Bc thesis: Modeling of protoplanetary disks based on ALMA and VLTI measurements

Abstract

 The protoplanetary disk DoAr 44 (Haro 1-16, V2062 Oph) is a pre-transitional disk in the Ophiuchus star-forming region. A large observational dataset is available, including ALMA complex visibilities, VLTI/GRAVITY continuum squared visibilities, closure phases and triple products, VLT/UVES and VLT/X-shooter Hα spectra. Additionally, spectral-energy distribution measurements were utilized, including observations from ground-based optical observatories, the IRAS satellite and the Spitzer Space Telescope, the Sub-Millimeter Array, the 30-m IRAM radio telescope, the Australia Telescope Compact Array and others. 

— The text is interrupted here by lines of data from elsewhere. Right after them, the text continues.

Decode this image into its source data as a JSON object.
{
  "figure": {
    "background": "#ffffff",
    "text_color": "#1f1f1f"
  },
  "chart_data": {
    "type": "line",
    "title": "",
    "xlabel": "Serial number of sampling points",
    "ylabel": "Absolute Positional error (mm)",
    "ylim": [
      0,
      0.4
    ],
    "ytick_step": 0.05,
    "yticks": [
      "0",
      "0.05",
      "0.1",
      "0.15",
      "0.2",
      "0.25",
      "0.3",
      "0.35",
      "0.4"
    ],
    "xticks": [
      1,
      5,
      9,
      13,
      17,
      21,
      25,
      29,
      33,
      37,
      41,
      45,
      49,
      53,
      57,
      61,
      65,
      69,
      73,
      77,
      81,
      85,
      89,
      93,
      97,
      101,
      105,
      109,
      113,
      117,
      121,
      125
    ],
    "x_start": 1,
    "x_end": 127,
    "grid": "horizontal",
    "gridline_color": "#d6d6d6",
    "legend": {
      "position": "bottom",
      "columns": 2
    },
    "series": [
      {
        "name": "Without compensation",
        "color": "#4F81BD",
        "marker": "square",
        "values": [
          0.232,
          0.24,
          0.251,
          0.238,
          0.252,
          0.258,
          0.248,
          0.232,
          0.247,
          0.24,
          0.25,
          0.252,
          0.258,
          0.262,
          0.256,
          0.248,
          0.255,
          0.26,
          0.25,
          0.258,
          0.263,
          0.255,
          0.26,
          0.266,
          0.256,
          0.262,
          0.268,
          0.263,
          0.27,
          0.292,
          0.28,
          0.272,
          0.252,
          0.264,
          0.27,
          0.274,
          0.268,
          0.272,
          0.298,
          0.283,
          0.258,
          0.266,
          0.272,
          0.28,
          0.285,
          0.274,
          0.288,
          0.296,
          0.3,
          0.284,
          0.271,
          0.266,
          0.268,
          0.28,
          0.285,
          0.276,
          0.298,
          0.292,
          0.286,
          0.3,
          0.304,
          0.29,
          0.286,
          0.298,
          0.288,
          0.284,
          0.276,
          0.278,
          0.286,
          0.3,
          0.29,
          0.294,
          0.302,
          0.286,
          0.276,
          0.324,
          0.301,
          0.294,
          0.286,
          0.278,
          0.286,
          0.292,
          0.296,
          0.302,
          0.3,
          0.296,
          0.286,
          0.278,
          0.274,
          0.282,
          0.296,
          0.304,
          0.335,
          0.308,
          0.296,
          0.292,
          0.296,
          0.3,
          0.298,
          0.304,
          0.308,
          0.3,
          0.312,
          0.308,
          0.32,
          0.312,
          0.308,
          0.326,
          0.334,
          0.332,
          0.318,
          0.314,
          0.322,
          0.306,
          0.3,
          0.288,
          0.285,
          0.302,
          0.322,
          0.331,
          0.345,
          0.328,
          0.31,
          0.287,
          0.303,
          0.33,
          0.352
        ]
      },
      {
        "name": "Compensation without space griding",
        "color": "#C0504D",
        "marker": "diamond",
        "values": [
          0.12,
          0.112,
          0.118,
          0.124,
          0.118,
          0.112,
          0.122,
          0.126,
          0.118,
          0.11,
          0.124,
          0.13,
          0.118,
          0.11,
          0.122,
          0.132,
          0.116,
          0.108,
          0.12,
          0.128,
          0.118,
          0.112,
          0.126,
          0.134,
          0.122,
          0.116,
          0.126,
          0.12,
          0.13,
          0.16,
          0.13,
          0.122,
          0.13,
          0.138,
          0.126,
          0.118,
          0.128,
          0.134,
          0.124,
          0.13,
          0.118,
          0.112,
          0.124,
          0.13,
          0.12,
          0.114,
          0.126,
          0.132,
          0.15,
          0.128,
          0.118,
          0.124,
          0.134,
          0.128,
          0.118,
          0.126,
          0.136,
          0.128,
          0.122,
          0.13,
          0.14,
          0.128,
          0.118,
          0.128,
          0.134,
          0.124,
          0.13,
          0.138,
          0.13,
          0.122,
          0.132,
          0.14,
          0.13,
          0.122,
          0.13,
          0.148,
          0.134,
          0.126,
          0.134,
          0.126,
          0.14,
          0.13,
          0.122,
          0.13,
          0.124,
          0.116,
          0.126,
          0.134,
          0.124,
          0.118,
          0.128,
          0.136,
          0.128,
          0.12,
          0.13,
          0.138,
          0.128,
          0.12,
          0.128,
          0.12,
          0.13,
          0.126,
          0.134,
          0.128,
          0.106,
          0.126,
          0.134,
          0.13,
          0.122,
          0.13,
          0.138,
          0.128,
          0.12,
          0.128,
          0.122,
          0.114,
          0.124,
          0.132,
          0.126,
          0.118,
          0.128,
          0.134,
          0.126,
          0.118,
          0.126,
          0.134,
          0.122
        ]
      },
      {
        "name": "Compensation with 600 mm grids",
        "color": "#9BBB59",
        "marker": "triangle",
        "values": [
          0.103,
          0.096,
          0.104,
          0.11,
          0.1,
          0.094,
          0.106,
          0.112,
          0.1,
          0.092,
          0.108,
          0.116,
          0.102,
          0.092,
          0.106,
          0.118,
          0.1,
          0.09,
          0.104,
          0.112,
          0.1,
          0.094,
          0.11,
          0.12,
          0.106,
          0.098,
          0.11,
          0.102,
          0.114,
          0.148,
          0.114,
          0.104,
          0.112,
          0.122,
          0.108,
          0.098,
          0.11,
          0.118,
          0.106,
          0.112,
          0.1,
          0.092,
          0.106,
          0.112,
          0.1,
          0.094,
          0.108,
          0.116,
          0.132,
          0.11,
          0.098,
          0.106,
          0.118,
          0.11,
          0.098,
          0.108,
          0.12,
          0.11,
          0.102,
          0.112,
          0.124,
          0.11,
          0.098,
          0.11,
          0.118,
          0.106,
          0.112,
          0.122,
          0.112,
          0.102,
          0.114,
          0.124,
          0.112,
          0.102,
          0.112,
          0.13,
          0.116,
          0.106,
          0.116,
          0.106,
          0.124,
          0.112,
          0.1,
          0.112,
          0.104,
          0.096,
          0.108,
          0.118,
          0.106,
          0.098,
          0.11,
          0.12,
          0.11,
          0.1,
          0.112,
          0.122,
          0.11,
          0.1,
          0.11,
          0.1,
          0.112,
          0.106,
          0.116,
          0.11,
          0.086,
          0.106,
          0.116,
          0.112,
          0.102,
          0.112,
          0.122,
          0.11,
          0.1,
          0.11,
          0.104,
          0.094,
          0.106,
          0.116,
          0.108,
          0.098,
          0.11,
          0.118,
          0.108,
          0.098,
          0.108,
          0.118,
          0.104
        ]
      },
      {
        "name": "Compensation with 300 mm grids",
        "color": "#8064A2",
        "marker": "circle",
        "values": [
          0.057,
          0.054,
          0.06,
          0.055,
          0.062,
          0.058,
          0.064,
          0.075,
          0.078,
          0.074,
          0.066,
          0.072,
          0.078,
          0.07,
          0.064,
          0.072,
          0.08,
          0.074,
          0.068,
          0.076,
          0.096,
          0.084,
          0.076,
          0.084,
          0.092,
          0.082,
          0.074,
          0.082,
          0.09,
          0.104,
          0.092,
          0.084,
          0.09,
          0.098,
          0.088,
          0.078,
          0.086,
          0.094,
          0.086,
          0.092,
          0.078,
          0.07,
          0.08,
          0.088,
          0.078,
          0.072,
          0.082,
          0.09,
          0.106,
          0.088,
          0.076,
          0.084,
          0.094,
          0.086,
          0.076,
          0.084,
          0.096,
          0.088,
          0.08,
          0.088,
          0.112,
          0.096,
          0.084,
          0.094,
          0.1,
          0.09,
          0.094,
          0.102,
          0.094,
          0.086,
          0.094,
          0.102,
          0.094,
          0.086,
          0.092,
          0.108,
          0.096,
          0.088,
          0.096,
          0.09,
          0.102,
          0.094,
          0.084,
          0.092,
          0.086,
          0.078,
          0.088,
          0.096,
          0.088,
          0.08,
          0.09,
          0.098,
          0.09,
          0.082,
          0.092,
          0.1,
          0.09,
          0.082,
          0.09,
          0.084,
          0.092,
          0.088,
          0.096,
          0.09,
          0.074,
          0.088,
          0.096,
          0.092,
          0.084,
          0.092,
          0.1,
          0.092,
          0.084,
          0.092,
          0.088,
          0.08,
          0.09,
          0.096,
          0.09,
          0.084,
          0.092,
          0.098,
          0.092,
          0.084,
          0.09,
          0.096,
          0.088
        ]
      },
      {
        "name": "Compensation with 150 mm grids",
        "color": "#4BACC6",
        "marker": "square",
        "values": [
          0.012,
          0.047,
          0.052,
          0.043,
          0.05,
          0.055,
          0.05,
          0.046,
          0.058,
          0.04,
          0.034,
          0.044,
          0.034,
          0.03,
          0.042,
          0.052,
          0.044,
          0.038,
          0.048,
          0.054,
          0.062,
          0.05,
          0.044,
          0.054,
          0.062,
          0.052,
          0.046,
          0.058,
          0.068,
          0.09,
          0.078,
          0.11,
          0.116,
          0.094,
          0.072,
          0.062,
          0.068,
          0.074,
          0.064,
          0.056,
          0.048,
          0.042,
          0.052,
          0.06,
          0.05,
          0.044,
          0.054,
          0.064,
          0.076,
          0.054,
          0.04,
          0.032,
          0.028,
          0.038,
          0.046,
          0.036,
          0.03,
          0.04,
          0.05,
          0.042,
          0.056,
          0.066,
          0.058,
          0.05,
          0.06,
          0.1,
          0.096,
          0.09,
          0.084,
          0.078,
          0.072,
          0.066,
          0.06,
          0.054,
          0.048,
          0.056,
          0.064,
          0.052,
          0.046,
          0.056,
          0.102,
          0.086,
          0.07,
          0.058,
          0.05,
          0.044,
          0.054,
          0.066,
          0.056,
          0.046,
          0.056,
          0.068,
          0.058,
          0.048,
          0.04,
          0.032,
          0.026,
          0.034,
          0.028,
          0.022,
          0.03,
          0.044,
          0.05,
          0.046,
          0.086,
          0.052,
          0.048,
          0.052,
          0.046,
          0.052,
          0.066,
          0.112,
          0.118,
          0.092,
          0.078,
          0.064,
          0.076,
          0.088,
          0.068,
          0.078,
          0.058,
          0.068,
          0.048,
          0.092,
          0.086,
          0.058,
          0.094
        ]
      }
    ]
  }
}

For the first time, this work presents a comprehensive global multiscale kinematic equilibrium radiative-transfer model, constructed in Pyshellspec (Brož et al. 2021), describing the accretion region, the inner and the outer disks. According to my model, the spectral line profiles are explained by an optically thin spherical inflow/outflow within the co-rotation radius of the star, with velocities surpassing 330 km/s. The VLTI near-infrared interferometric observables can be accounted for by an innermost disk, extending from 0.1 to 0.2 au. On the other hand, the ALMA visibilities are compatible with a dust ring, extending from 36 to 56 au. The temperature and density profiles derived from my model suggest the ring could be related to the condensation line of CO2. My models also placed constraints on the inner disk, which has never been spatially resolved. These constraints allowed me to prepare and submit an ALMA proposal to study this region (1 to 10 au), which is the critical region for the formation of terrestrial and gas-giant planets.